元大阪府知事の橋下徹氏(56)が23日、フジテレビ系「日曜報道 THE PRIME」(日曜午前7時30分)に生出演。高市早苗首相の高市政権のスタートダッシュを賞賛しながらも、高市氏の台湾有事をめぐる「存立危機事態」答弁に始まった中国との緊張の高まりに収束のめどが立たない状況について「戦略のない発言だった」と非難した。

高市氏は南アフリカでのG20に参加している。日本政府としてはG20会期中に中国李強首相と“立ち話”形式でも接触できるかどうかを探っているが、まだ高市氏はあいさつすらできていない状況。橋下氏は「高市政権、スタートダッシュも良かったし、支持率も高いし、今回も補正予算をみてもですね、いろいろ懸念点はあるのかもしれませんが、今まで財務省のカベと言われていたところを、巧みな政権運営でそれを乗り越えられて、非常に成果を出しつつあるな」と支持率や補正予算について一定の評価をした上で、「僕が唯一懸念していた高市さんの外交安全保障の姿勢、残念ですね」と切り出した。

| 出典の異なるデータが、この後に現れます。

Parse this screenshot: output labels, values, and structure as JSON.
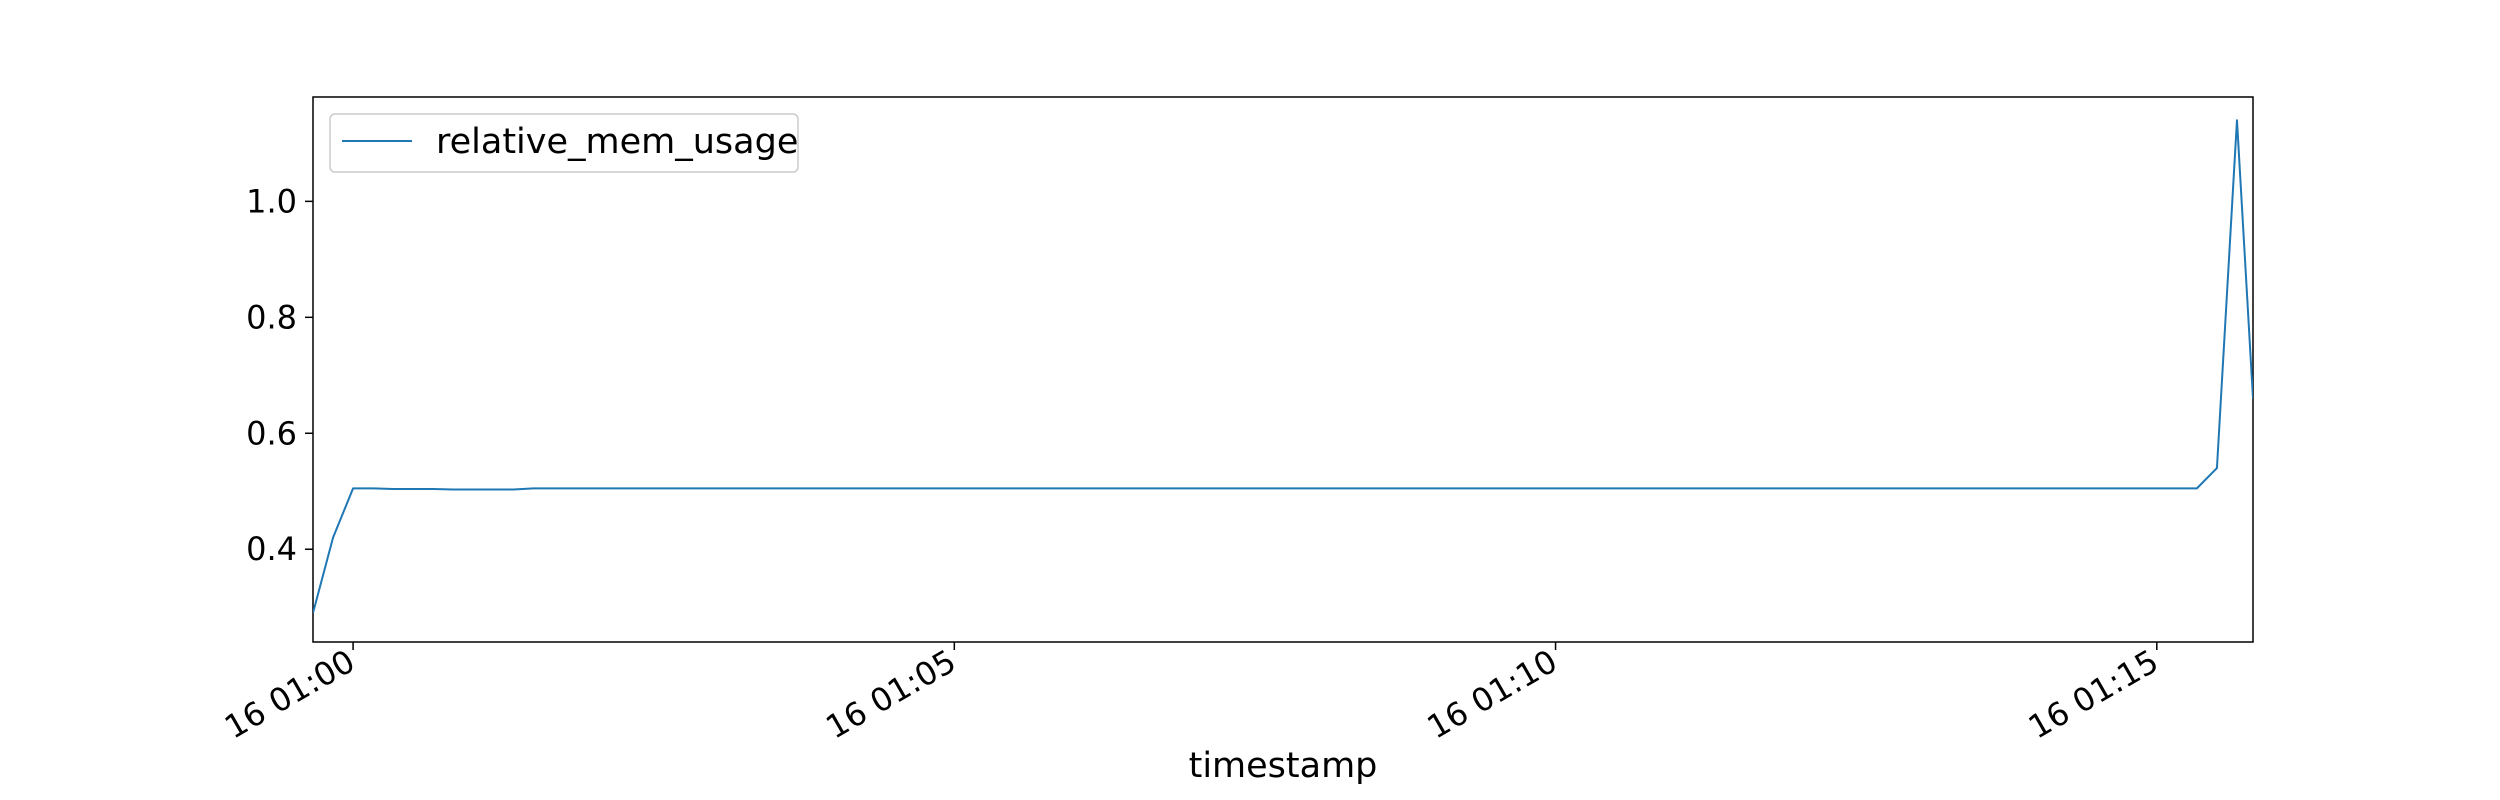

7日の衆院予算委で飛び出した台湾有事をめぐる「『存立危機事態』のあの発言が中国に対して抑止力になっている、って高市さんの大応援団が言っているんですけれども、本当にそうなんですか、と。抑止力になってあるんであれば、こんなに日本政府は慌てることもないだろう」と語った。

さらに「G20の中で、中国を追いかけ回して写真を撮ろうとするなんて、そんなのが国家戦略でいいんですかね。もともと政府見解で…、国会で政府見解で留めておけば、そんなことする必要なかったので、やっぱり僕はあれは戦略のない発言だったと思います。うまくいっているところも多いので、うまく立て直しをはかってもらいたいですね」と述べた。